When they finished, Ms. Sanchez hung their work on the wall. Naturally, they all ran over to compare other states’ weather conditions with theirs.

Once again, a smile spread across their teacher’s face.

Students create picture graphs of monthly temperature and precipitation for a certain state.

Comparing with Bar Graphs

The following day, Ms. Sanchez introduced bar graphs. “Like pictographs, these graphs compare. Instead of pictures, they use bars.”

She explained the x- and y-axes. Then she showed them how the month was labeled under (or next to) a space, while the numbers were next to lines.

After the students colored their bar graphs, Ms. Sanchez asked them to compare them with their picture graphs. Yep, they looked almost the same.

Kids create bar graphs to compare temperature and precipitation for specific months.

Visualizing Seasonal Changes with Line Graphs

On the third day of graphing, the class learned about line graphs. “Instead of comparing,” said Ms. Sanchez, these charts show change over time.

“People always list time across the bottom, on the x-axis. The numbers begin with zero at the origin and continue up along the y-axis.

“You should notice that on this type of graph, the months are situated below lines, not spaces. You will use your pencil to find the intersection of the time and amount.” She spent several minutes demonstrating the process.

Finally, the students were ready to try it on their own. When they finished, their temperature graphs, they noticed that it dipped down in the winter months. For most states, precipitation decreased in winter too. Interesting!

Kids create line graphs for precipitation and temperature for a particular state. Seasonal changes in weather conditions can be clearly seen.

Analyzing Weather Conditions

During the next class period, Ms. Sanchez asked students to pull out their state weather tables.
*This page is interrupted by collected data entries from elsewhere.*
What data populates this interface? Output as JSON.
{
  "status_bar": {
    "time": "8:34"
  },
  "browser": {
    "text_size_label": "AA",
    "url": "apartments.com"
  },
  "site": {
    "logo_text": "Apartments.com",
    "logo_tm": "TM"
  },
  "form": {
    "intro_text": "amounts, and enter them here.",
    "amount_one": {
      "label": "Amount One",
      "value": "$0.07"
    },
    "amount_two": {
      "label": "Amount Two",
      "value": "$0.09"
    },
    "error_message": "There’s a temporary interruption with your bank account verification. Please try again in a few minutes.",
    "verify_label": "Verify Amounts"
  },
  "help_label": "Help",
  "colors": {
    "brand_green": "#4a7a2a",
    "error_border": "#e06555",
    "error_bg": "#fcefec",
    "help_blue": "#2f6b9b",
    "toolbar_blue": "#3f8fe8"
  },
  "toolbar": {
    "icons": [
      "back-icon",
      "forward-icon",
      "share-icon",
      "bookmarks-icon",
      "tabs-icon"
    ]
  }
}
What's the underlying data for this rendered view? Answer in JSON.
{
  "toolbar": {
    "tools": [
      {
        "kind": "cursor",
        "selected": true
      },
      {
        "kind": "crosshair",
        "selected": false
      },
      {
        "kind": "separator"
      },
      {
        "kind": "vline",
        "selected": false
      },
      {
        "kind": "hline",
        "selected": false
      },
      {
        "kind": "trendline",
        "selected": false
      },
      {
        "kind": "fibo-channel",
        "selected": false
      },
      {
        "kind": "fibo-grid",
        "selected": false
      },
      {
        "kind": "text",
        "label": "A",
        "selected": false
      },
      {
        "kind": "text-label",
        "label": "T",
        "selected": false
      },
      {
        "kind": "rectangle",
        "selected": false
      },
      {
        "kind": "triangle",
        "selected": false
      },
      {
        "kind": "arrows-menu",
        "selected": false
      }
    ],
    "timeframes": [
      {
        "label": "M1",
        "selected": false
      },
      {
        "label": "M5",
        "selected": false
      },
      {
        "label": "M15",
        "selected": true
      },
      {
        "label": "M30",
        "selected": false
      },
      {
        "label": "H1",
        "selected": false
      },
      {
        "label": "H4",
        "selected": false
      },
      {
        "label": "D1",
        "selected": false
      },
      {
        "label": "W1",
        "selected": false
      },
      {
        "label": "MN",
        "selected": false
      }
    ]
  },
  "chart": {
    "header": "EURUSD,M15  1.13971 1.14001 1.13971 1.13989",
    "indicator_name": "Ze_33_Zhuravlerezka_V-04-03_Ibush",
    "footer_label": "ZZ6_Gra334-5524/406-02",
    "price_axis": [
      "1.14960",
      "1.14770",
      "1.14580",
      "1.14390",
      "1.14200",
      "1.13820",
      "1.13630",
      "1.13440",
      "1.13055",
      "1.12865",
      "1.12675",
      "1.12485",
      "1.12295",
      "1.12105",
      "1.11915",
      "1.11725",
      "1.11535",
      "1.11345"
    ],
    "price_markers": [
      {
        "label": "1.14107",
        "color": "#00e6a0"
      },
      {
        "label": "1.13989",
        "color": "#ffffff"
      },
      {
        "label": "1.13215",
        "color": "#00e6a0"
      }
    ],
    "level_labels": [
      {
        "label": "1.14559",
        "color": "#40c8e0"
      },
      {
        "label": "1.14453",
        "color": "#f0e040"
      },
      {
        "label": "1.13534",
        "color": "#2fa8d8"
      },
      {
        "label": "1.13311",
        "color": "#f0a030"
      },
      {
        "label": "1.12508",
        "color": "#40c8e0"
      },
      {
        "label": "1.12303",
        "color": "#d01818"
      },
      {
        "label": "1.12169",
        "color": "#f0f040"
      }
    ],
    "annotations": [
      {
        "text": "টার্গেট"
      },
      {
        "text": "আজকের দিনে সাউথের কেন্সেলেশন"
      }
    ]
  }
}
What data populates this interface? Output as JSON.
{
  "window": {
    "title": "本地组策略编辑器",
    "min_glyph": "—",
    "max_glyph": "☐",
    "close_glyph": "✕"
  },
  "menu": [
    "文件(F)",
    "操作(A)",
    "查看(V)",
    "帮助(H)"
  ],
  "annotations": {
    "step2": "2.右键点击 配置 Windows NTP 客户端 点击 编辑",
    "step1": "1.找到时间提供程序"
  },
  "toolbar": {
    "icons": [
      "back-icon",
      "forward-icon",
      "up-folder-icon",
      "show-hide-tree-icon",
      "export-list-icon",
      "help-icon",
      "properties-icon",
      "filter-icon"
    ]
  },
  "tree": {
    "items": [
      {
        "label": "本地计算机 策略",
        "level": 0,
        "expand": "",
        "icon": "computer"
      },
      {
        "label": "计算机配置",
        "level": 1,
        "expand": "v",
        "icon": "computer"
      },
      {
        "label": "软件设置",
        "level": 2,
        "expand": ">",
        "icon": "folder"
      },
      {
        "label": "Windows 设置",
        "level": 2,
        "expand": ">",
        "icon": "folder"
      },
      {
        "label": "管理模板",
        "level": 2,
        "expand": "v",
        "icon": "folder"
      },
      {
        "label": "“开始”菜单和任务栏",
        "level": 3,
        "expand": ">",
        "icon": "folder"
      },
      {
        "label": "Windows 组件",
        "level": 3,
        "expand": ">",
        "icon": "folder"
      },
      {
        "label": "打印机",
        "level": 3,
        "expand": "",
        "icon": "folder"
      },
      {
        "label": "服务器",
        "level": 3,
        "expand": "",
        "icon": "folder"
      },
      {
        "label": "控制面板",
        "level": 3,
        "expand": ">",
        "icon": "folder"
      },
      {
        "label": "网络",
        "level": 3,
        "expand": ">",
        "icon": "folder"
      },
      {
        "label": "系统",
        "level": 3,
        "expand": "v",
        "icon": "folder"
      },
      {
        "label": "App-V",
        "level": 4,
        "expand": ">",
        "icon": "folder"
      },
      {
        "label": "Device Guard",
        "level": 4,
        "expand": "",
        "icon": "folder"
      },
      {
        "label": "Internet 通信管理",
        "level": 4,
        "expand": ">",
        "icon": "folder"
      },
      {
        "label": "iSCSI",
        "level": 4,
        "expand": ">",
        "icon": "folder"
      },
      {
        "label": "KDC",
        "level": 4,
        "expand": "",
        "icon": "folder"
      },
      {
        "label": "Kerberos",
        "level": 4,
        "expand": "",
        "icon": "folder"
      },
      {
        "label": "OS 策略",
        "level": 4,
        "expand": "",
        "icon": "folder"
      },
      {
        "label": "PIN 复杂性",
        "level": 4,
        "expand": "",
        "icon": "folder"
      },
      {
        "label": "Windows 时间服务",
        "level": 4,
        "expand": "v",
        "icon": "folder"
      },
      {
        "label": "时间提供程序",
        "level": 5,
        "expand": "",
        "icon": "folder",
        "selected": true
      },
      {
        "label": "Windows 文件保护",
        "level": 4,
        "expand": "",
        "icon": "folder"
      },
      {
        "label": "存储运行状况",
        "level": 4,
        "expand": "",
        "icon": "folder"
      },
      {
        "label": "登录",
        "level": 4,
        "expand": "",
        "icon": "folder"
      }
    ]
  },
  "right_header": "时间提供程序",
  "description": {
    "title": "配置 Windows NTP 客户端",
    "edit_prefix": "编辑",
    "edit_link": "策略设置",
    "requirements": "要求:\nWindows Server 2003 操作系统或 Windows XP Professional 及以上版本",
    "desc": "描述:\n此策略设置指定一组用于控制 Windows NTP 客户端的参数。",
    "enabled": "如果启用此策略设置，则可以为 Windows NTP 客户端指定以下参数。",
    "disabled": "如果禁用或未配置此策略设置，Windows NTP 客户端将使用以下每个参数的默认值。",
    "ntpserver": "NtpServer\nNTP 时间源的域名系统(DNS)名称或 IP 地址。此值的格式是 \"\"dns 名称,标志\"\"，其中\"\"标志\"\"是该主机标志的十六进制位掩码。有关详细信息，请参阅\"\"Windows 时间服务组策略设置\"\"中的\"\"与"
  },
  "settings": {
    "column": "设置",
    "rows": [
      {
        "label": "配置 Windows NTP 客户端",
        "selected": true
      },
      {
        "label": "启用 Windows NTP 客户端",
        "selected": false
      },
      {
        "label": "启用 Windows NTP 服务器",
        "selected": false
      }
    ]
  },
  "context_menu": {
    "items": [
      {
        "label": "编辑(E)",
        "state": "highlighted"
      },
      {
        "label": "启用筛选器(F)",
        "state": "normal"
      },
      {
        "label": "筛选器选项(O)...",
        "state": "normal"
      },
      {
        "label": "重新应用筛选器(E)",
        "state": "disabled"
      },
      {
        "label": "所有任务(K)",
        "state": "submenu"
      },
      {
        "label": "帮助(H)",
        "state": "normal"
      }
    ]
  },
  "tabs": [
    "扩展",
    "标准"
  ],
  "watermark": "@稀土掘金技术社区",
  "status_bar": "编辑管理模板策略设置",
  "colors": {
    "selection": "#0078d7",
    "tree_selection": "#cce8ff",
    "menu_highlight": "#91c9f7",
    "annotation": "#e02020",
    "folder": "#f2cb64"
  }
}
As they rummaged around in their desks to find them, the teacher distributed two worksheets.

“Now you will consider the data to describe temperature and weather by season. At the top of the page, you’ll list the data for winter, spring, summer, and fall. Then, at the bottom of the page, you’ll use words to describe it.”

After kids analyze weather conditions for a particular state, they analyze its temperature and precipitation.

Describing Weather Conditions Over the Course of the Year

When her students had finished that task, Ms. Sanchez asked them to generate a statement to describe the climate of their state. “If you need a little support,” she said, “I have a worksheet that will help you.”

Soon, each student had written a short paragraph.

As a culmination, kids describe weather conditions by season.

Enjoy Teaching Weather Conditions

After school, Mr. Jones poked his head into Ms. Sanchez’s room. “Did you finish teaching weather conditions?”

She nodded and dramatically slumped into her chair. “Yep. It was a lot – but it was great!”

Mr. Jones grinned. “Same here. I can’t believe that our third graders did all that! Not only did they describe climate, they also created a variety of graphs. I’m so proud!”